Jane Coffey, Royal London Asset Management’s Head of Equities, anticipates a greater divergence in company valuations in 2010 and believes that companies’ overseas earnings will be an increasingly important factor for UK investors.
The last two years have been a rollercoaster ride for
equity investors. The economy plunged into a deep recession before huge government policy responses began to generate the belief that we would enjoy some kind of recovery and equities have gyrated accordingly over this period.
For an investor, the main calls have been dependent on understanding the big macroeconomic trends and how they affect the market, whereas I feel that
2010 will offer a calmer, more moderate ride and stock picking will again become the main driver of investment returns.
Equity markets as a whole still appear to be valued below their long term averages based on either earnings or asset values and, having been the worst performing asset class over the last decade, could surprise the market by performing strongly in the next one.
In addition, whilst income from other assets such as bonds and cash are at record low levels, dividend yields on most equity markets remain well above inflation despite corporate profits having fallen sharply and many companies having cut their payouts.
Since the markets troughed in March, we have seen a remarkable rally in the cyclical sectors. In particular share prices of banks and mining stocks have more than doubled with many individual stocks moving up three or four fold.
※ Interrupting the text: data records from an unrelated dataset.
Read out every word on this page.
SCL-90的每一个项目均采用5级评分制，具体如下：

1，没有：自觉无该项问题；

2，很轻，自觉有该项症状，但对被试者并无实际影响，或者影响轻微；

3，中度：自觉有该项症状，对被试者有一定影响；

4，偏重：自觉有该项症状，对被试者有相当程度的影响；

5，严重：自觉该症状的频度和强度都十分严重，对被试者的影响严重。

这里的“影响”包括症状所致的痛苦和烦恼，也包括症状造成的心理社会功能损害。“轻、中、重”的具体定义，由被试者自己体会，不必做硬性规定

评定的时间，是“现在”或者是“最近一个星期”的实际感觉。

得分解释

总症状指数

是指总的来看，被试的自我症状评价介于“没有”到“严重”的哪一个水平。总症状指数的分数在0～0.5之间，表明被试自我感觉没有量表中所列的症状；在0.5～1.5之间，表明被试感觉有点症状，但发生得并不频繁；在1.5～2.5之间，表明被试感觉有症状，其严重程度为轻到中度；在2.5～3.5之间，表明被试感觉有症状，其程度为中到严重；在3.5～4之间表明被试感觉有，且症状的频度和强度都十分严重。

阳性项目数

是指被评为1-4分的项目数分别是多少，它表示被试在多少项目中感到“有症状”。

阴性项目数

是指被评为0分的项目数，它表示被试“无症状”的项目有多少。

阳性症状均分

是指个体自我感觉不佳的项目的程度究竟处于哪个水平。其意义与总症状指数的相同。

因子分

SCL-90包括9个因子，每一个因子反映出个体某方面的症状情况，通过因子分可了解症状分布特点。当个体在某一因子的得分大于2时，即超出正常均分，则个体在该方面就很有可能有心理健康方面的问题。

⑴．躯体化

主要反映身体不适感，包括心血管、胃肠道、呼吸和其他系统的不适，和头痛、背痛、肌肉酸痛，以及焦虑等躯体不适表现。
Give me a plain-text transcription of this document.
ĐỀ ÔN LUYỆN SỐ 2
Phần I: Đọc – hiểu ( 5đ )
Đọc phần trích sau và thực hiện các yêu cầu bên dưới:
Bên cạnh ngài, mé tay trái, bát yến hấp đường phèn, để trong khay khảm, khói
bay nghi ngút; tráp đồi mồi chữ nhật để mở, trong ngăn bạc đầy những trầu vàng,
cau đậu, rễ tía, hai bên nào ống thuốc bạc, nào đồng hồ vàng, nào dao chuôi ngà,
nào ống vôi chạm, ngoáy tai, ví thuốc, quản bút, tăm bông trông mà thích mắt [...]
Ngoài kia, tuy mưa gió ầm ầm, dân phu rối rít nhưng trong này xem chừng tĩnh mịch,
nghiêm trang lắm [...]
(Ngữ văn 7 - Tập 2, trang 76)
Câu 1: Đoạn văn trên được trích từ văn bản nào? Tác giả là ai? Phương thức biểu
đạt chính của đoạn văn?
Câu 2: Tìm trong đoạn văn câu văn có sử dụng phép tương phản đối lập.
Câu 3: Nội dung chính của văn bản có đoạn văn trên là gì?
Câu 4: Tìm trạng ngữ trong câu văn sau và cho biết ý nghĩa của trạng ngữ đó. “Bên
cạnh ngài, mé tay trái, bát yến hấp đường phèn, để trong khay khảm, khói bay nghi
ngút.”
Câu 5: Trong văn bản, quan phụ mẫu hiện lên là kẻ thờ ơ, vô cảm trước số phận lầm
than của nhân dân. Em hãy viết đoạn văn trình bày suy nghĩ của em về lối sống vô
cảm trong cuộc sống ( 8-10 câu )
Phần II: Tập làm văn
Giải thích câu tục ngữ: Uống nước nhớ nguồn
The differential in valuations between companies with good long term growth prospects and those which are growing only because they are recovering from cyclically depressed levels is almost non-existent whilst strong and weak balance sheets are also no longer big value differentiators. I believe this will change again in 2010 and that stocks with strong balance sheets, good cashflows and premium earnings growth will re-rate against their lower quality peers.
For a UK investor, overseas earnings are likely to be increasingly attractive as the UK domestic economy is hit by tax increases and government spending cuts as the overblown public sector deficit has to be reduced.
Compass, a global leader in contract catering is just the sort of company that I believe will perform well. It trades on 13x 2010 earnings with a 3.5 per cent dividend yield and I expect it to show high single digit annual earnings growth over the next three years.